BELLEVILLE — During pregame introductions, Althoff High football players Garland Henley, Nick Hawthorne, Luke Frazier and Keenen Young are getting shortchanged.
They are called receivers, but they do way more than that.
During a typical game, the group will catch passes, take handoffs as running backs, return kicks and/or punts and maybe run a reverse or two.
Limiting them to "receiver" is ignoring the many levels of contributions this talented group has made to the Crusaders' success.
Quarterback Eric Mertens has so many targets at his disposal that seven Althoff players have 10 or more receptions and five have caught TD passes.
"I love throwing to these guys, they're amazing," Mertens said. "They're all game-changers, they can turn any short route into a big play and they're all reliable, too."
The deep and experienced group is led by seniors Henley (32 catches, 649 yards, nine touchdowns) and Hawthorne (36 catches, 487 yards, six TDs) and Frazier (29 catches, 356 yards), a junior.
"It just depends on the defense who gets the ball," Hawthorne said. "It doesn't matter who gets the ball, as long as we're winning I'm happy. At any given time, somebody can step up with a big play."
The loss of bull-like running back Kameron Harris to graduation left the team a little thin in the backfield. Junior Dennis Jackson (892 yards, 11 TDs) has brought speed and elusiveness, but Althoff coach Ken Turner was looking for ways to more athletes involved in the offense.

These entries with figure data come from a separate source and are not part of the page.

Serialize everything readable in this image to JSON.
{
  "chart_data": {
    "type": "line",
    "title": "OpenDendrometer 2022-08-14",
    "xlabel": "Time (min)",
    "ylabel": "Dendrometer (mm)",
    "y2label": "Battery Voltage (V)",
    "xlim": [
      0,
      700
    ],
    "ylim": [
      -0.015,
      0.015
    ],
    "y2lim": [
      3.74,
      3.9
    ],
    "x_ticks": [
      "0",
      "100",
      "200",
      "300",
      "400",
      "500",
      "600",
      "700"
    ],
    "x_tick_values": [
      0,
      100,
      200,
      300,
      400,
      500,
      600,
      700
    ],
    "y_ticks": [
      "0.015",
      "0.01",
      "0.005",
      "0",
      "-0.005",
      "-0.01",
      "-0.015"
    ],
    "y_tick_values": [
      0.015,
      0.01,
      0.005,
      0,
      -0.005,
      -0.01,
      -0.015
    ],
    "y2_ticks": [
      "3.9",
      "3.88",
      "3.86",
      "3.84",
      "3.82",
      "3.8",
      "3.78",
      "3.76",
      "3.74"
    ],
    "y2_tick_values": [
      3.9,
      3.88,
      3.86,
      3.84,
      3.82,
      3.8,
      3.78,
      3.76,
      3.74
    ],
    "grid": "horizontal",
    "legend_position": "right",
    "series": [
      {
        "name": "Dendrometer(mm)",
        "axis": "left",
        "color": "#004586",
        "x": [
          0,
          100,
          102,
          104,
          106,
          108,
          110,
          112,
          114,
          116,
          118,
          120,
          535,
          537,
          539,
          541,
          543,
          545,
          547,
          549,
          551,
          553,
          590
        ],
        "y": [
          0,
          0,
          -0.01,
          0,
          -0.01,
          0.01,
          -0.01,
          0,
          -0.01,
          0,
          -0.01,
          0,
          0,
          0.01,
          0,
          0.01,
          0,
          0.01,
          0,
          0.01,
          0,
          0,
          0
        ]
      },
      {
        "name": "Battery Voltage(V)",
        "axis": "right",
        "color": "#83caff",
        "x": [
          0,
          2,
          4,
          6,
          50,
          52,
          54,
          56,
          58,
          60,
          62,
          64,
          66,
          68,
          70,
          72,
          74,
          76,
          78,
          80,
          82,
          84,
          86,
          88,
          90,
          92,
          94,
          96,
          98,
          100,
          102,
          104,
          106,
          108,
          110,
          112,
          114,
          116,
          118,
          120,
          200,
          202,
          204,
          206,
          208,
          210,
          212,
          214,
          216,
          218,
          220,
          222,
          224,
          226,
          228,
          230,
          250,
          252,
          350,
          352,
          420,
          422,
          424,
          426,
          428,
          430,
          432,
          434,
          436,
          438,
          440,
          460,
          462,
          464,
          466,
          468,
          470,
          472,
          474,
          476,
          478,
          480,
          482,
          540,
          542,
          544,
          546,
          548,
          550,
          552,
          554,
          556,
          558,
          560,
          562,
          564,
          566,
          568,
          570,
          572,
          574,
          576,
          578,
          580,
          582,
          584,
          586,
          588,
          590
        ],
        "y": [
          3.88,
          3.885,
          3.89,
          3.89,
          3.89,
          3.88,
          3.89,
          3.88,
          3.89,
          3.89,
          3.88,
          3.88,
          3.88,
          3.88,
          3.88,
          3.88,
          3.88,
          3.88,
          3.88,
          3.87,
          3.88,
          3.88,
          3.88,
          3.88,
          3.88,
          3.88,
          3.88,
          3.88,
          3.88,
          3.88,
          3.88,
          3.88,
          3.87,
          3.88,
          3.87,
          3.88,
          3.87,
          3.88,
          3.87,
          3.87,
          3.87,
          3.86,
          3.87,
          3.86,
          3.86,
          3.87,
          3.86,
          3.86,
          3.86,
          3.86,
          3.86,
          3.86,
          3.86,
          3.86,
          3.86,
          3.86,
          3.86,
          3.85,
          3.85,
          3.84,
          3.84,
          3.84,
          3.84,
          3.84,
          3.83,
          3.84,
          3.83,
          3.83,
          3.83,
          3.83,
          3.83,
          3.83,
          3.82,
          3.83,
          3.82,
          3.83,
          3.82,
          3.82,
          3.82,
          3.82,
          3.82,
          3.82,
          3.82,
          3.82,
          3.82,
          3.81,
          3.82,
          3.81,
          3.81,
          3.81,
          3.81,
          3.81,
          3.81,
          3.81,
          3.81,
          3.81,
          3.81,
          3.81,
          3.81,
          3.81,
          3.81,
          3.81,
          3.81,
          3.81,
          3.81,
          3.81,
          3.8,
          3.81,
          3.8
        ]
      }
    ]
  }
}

As a result, Henley and Hawthorne have combined for 119 carries, 658 yards rushing and eight TDs.
"That's the difference with these kids, you can put them in the backfield and run jet (plays) with them," Turner said.

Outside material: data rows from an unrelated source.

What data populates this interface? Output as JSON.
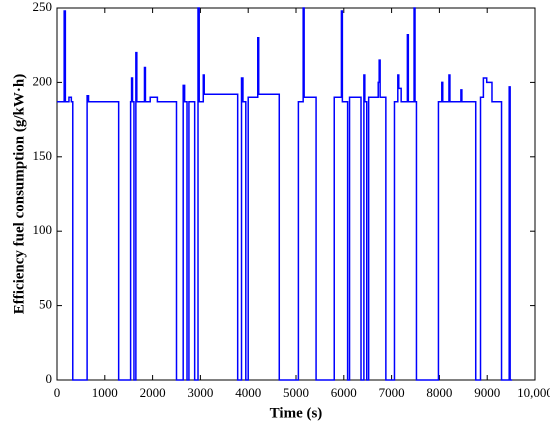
{
  "chart_data": {
    "type": "line",
    "xlabel": "Time (s)",
    "ylabel": "Efficiency fuel consumption (g/kW·h)",
    "color": "#0000ff",
    "xlim": [
      0,
      10000
    ],
    "xticks": [
      0,
      1000,
      2000,
      3000,
      4000,
      5000,
      6000,
      7000,
      8000,
      9000,
      {
        "value": 10000,
        "label": "10,000"
      }
    ],
    "ylim": [
      0,
      250
    ],
    "yticks": [
      0,
      50,
      100,
      150,
      200,
      250
    ],
    "x": [
      0,
      150,
      150,
      175,
      175,
      250,
      250,
      300,
      300,
      330,
      330,
      630,
      630,
      660,
      660,
      1290,
      1290,
      1540,
      1540,
      1560,
      1560,
      1580,
      1580,
      1610,
      1610,
      1650,
      1650,
      1670,
      1670,
      1830,
      1830,
      1850,
      1850,
      1950,
      1950,
      2100,
      2100,
      2500,
      2500,
      2640,
      2640,
      2670,
      2670,
      2720,
      2720,
      2760,
      2760,
      2880,
      2880,
      2950,
      2950,
      2975,
      2975,
      3060,
      3060,
      3080,
      3080,
      3780,
      3780,
      3860,
      3860,
      3890,
      3890,
      3950,
      3950,
      4000,
      4000,
      4200,
      4200,
      4220,
      4220,
      4650,
      4650,
      5050,
      5050,
      5150,
      5150,
      5170,
      5170,
      5420,
      5420,
      5800,
      5800,
      5950,
      5950,
      5970,
      5970,
      6080,
      6080,
      6120,
      6120,
      6360,
      6360,
      6420,
      6420,
      6440,
      6440,
      6480,
      6480,
      6520,
      6520,
      6720,
      6720,
      6740,
      6740,
      6760,
      6760,
      6880,
      6880,
      7060,
      7060,
      7130,
      7130,
      7150,
      7150,
      7200,
      7200,
      7330,
      7330,
      7350,
      7350,
      7470,
      7470,
      7490,
      7490,
      7520,
      7520,
      7980,
      7980,
      8050,
      8050,
      8070,
      8070,
      8200,
      8200,
      8220,
      8220,
      8450,
      8450,
      8470,
      8470,
      8760,
      8760,
      8860,
      8860,
      8920,
      8920,
      8990,
      8990,
      9100,
      9100,
      9300,
      9300,
      9460,
      9460,
      9480,
      9480,
      9520
    ],
    "values": [
      187,
      187,
      248,
      248,
      187,
      187,
      190,
      190,
      187,
      187,
      0,
      0,
      191,
      191,
      187,
      187,
      0,
      0,
      187,
      187,
      203,
      203,
      187,
      187,
      0,
      0,
      220,
      220,
      187,
      187,
      210,
      210,
      187,
      187,
      190,
      190,
      187,
      187,
      0,
      0,
      198,
      198,
      187,
      187,
      0,
      0,
      187,
      187,
      0,
      0,
      250,
      250,
      187,
      187,
      205,
      205,
      192,
      192,
      0,
      0,
      203,
      203,
      187,
      187,
      0,
      0,
      190,
      190,
      230,
      230,
      192,
      192,
      0,
      0,
      187,
      187,
      250,
      250,
      190,
      190,
      0,
      0,
      190,
      190,
      248,
      248,
      187,
      187,
      0,
      0,
      190,
      190,
      0,
      0,
      205,
      205,
      187,
      187,
      0,
      0,
      190,
      190,
      200,
      200,
      215,
      215,
      190,
      190,
      0,
      0,
      187,
      187,
      205,
      205,
      196,
      196,
      187,
      187,
      232,
      232,
      187,
      187,
      250,
      250,
      187,
      187,
      0,
      0,
      187,
      187,
      200,
      200,
      187,
      187,
      205,
      205,
      187,
      187,
      195,
      195,
      187,
      187,
      0,
      0,
      190,
      190,
      203,
      203,
      200,
      200,
      187,
      187,
      0,
      0,
      197,
      197,
      0,
      0
    ]
  }
}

Henley's 24-yard TD run late in the third quarter Saturday in the quarterfinal win over Casey showed how dangerous he is in the open field.
"He runs through a lot of tackles like he did Saturday night and he's got one of the best pair of hands we've got on the team," Turner said.
Several times defenders had Henley squared up and they still couldn't stop him.
"Last year I don't think I had a lot of pressure on me, but I knew the team needed me more this year," Henley said. "I like to run the ball, period. When we're all playing together, it just feels good...like that's how we should be playing every game."
In the second-round win over Athens, Henley was double-covered most of the day and still caught a 41-yard touchdown pass.
But the rest of the receivers stepped up big, with Mertens utilizing seven different targets, completing 21-of-27 passes for 302 yards and two TDs.
"I enjoy the big plays, but it's more of a team thing for me," said Hawthorne, a distant cousin of former East St. Louis High All-American and University of Illinois starting cornerback Terry Hawthorne. "I don't think of what I did, I think of what everybody did to help us win.
"We're real close, closer than people think we are. We're a real tight family and we always watch out for each other."
Also catching passes this season have been Young (14 catches, 243 yards, two TDs), Michael Harris (10 catches, 147 yards), Brett Silvestri (14 catches, 139 yards, one TD), Dennis Jackson (14 catches, 115 yards, one TD) and Ryan Cannady (four catches, 75 yards).
Both Hawthorne and Henley have the speed and ability to take a quick out-pattern and turn it into a 50-yard gain.
Less than a minute after Chester took a 17-14 lead over Althoff early in the third quarter of the playoff opener, Hawthorne caught a short pass and left everyone trailing him along the sideline for a 68-yard TD.
Frazier is proud of being the fourth brother from his family to play for Althoff. He wears No. 42 in honor of older brother Tim Frazier, a former Althoff linebacker who died in a 2006 automobile accident.
"My brothers are big role models in my life," he said. "Being able to fill in their shoes at Althoff and carry on their legacy is kind of cool. They helped me a lot along the way."
Turner has coached all four Fraziers.
"(Luke) handles it well, the history of the brothers here and the great success that they all had here,' Turner said. "All the brothers were great and he's following right in their footsteps."
When Frazier missed four games with a microfracture in the femur bone near his knee, Michael Harris filled in immediately.
Frazier was hurt early in the Marion game and Harris finished the night with a career-high six catches for 118 yards. Harris -- a standout wrestler who is 5-foot-8 and just 140 pounds --also plays cornerback and is on most of Althoff's special teams.
"He's just a gutsy kid and anything you ask from him you get out of him," Turner said. "He doesn't look like he should be doing what he's doing, but his heart takes him a long way."
Young, a freshman, has been steadily taking on more responsibility. He opened eyes when he caught two TDs passes and returned a kickoff 82 yards for a third TD in Althoff's 38-14 win over Triad.
"The sky is the limit for that kid," Turner said. "He's a kid that's a matchup problem for the teams we've played and with him and Henley on the ends it's kind of tough. Adding him into this mix really made our receiving corps complete as far as the athletes we have at each spot."